Zigarettenkippen sorgen für mehr giftige Blaualgen in Gewässern

Autor: Michelle Sensel | Kategorie: Freizeit und Technik | 20.11.2024

Zigarettenkippen können das Wachstum von Blaualgen begünstigen.
Foto: Jacky Lawrence/Shutterstock

Achtlos weggeworfene Zigarettenkippen haben noch stärkere Auswirkungen auf die Umwelt als bisher angenommen: Sie können dazu beitragen, dass sich giftige Blaualgen besser in Gewässern vermehren – und das kann Probleme in Badeseen und der Trinkwasserversorgung verursachen. Das geht aus einer Untersuchung des Leibniz-Instituts für Gewässerökologie und Binnenfischerei (IGB) hervor. 

Schon lange ist bekannt, dass Nikotin und andere Inhaltsstoffe von weggeworfenen Zigarettenkippen Wasserlebewesen wie Fische, Krebse und Phytoplankton schädigen können.

Dr. Erika Martinez-Ruiz, Forscherin des Leibniz-Instituts für Gewässerökologie und Binnenfischerei (IGB), hat jetzt in einer Laborstudie eine überraschende Entdeckung gemacht: Stoffe in den Zigaretten können auch dafür sorgen, dass Cyanobakterien, auch als Blaualgen bekannt, besser in Gewässern wachsen können.

Chemikalien schädigen "positive Parasiten"

Denn: Chemikalien wie Metalle und Nikotin aus Zigarettenkippen, die in Gewässern ausgewaschen werden, können die natürliche Infektion der Bakterien mit ihrem parasitären Pilz, dem Chytridpilz, hemmen. "Diese Hemmung wiederum fördert indirekt das Wachstum der Cyanobakterien und zeigt damit bisher unbekannte ökologische Auswirkungen von Zigarettenabfällen auf die aquatische Umwelt", erklärt Martinez-Ruiz.

Zwar hätten auch Temperatur und Nährstoffverfügbarkeit einen Einfluss auf die Ausbreitung der Bakterien. Chytridpilze spielten als Parasiten aber eine entscheidende Rolle bei der Regulierung von Cyanobakterien, weil sie die von ihnen infizierten Bakterienzellen eigentlich abtöten.

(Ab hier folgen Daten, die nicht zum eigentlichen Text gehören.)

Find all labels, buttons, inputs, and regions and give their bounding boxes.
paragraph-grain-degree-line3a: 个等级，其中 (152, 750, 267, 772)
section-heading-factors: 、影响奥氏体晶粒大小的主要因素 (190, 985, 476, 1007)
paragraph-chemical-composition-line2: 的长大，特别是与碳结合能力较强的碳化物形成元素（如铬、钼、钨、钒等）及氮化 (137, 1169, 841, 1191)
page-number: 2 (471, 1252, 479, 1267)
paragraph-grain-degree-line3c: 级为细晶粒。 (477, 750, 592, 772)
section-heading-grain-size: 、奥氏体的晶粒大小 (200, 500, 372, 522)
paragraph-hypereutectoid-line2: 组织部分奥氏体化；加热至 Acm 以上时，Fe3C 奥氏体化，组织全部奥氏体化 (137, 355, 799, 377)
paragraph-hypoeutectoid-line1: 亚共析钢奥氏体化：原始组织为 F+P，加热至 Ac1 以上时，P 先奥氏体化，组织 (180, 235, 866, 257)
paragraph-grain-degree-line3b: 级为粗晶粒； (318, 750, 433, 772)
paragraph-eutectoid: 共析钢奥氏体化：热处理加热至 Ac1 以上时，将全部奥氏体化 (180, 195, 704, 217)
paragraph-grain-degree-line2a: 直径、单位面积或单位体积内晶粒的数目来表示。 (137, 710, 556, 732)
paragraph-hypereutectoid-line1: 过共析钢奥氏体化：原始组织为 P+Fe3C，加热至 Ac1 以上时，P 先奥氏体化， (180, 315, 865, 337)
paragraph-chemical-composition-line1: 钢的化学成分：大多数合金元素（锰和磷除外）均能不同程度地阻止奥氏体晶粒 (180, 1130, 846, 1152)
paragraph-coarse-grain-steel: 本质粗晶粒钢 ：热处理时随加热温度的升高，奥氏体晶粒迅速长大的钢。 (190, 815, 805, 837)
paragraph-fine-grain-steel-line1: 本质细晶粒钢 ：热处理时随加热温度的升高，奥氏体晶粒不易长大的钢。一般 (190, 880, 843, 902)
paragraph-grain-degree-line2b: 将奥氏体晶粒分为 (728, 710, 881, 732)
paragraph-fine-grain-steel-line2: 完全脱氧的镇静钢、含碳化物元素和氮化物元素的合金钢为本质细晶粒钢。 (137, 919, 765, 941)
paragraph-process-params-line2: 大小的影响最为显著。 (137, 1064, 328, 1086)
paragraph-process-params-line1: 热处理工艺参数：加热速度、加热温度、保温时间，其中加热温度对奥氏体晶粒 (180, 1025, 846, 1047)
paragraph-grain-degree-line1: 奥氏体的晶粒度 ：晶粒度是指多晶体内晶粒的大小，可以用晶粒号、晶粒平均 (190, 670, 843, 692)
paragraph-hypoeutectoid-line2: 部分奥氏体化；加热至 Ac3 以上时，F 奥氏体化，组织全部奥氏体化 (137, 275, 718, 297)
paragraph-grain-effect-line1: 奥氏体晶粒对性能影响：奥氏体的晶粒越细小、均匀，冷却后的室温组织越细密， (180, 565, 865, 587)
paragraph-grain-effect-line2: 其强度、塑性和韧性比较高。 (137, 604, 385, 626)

Warum sind Blaualgen gefährlich?

Laut dem Umweltbundesamt (UBA) enthalten Cyanobakterien eine große Bandbreite verschiedener Wirkstoffe – und einige davon sind sehr giftig. Darunter befinden sich Hepatotoxine (Lebergifte), Zytotoxine (Zellgifte), Neurotoxine (Nervengifte), sowie entzündlich wirkende und hautreizende Substanzen. Zudem gibt es laut UBA für einige Stoffe aus Cyanobakterien Hinweise auf Gentoxizität und dafür, dass sie Tumorwachstum auslösen oder fördern.

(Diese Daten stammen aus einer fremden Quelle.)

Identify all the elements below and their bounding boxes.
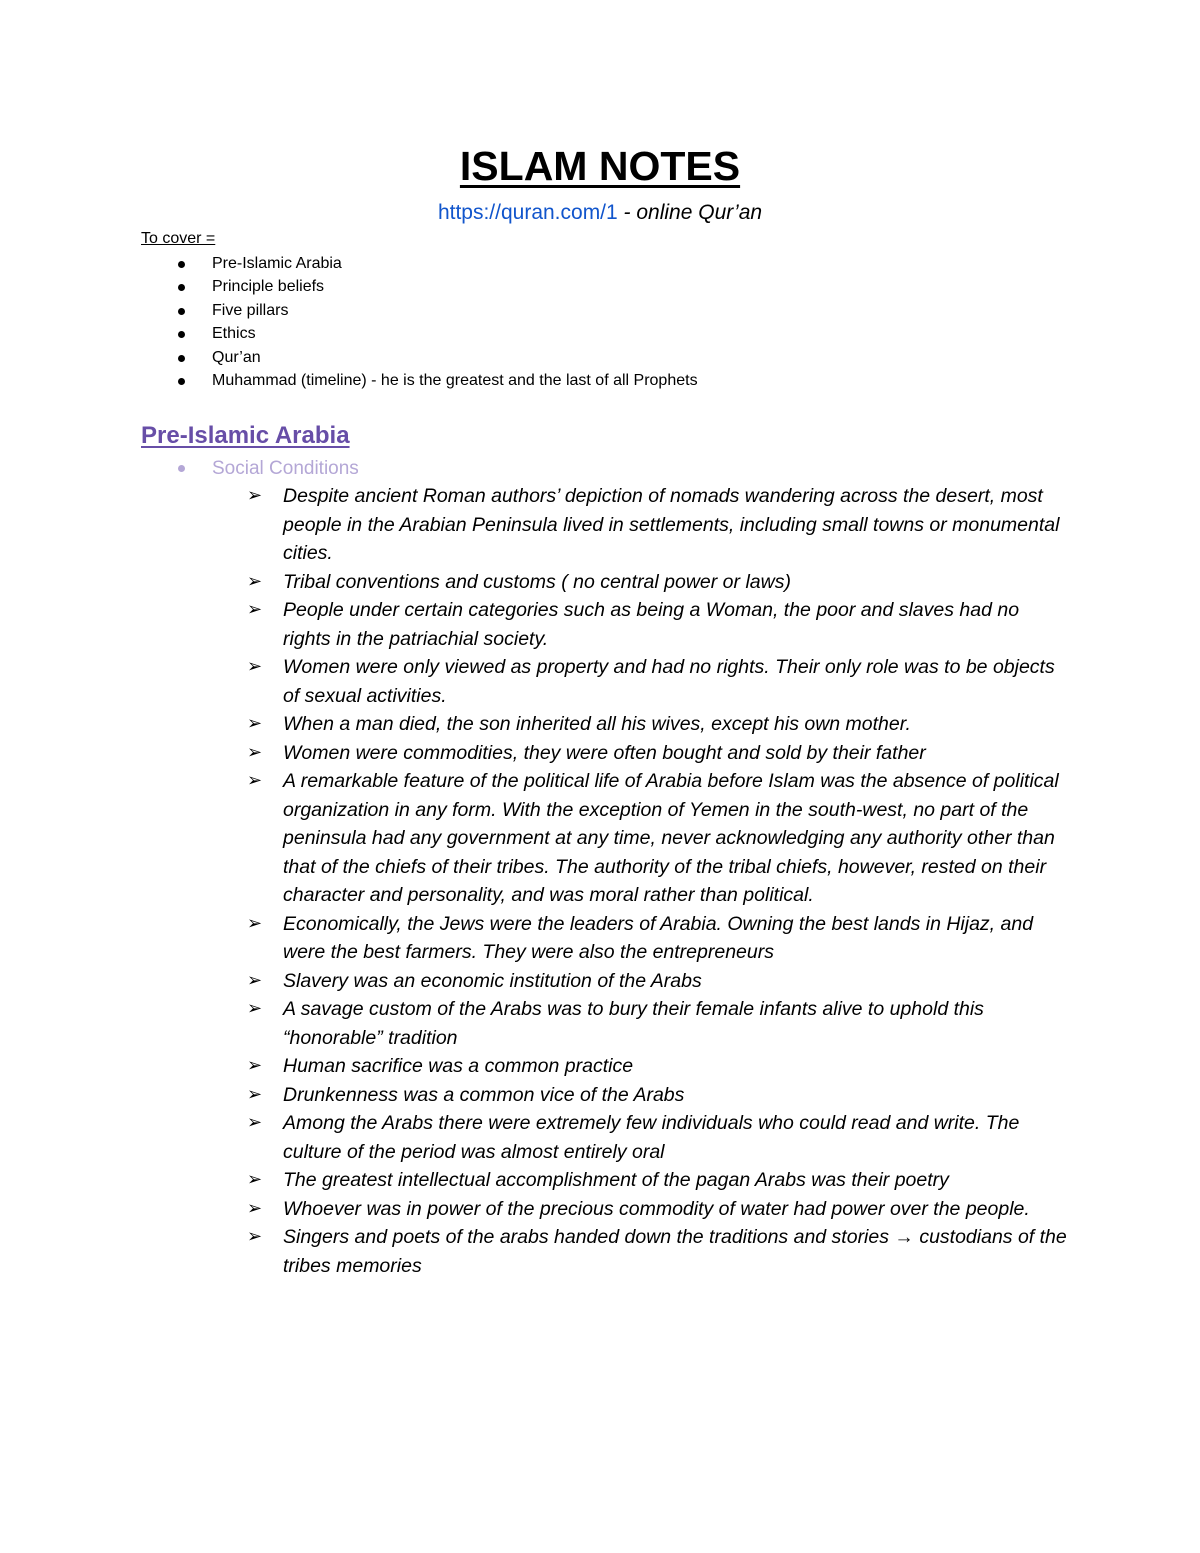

Darüber hinaus hätten Menschen, die mit Cyanobakterien in Kontakt kommen, oft unspezifische Symptome wie Reizungen oder allergische Reaktionen von Haut, Verdauungstrakt, Atemwegen, Augen und Ohren. Diese Symptome könnten allerdings selten einzelnen Substanzen oder Toxinen zugeordnet werden.

Wie kommen Menschen mit Blaualgen in Kontakt?

"Toxische Cyanobakterien können ein Problem für die Herstellung von Trinkwasser oder für die Nutzung von Freizeitgewässern darstellen", erklärt IGB-Professorin Justyna Wolinska. Genau da kommen Menschen auch mit ihnen in Kontakt.

"Menschen können Cyanobakterien und/oder ihren Cyanotoxinen durch die Nutzung von Gewässern mit hohen Mengen Cyanobakterien ausgesetzt sein – insbesondere bei Freizeitaktivitäten mit intensivem Wasserkontakt", heißt es dazu vom UBA. Deshalb wird im Sommer häufig vor Blaualgen in Badeseen gewarnt oder die Seen sogar kurzfristig geschlossen.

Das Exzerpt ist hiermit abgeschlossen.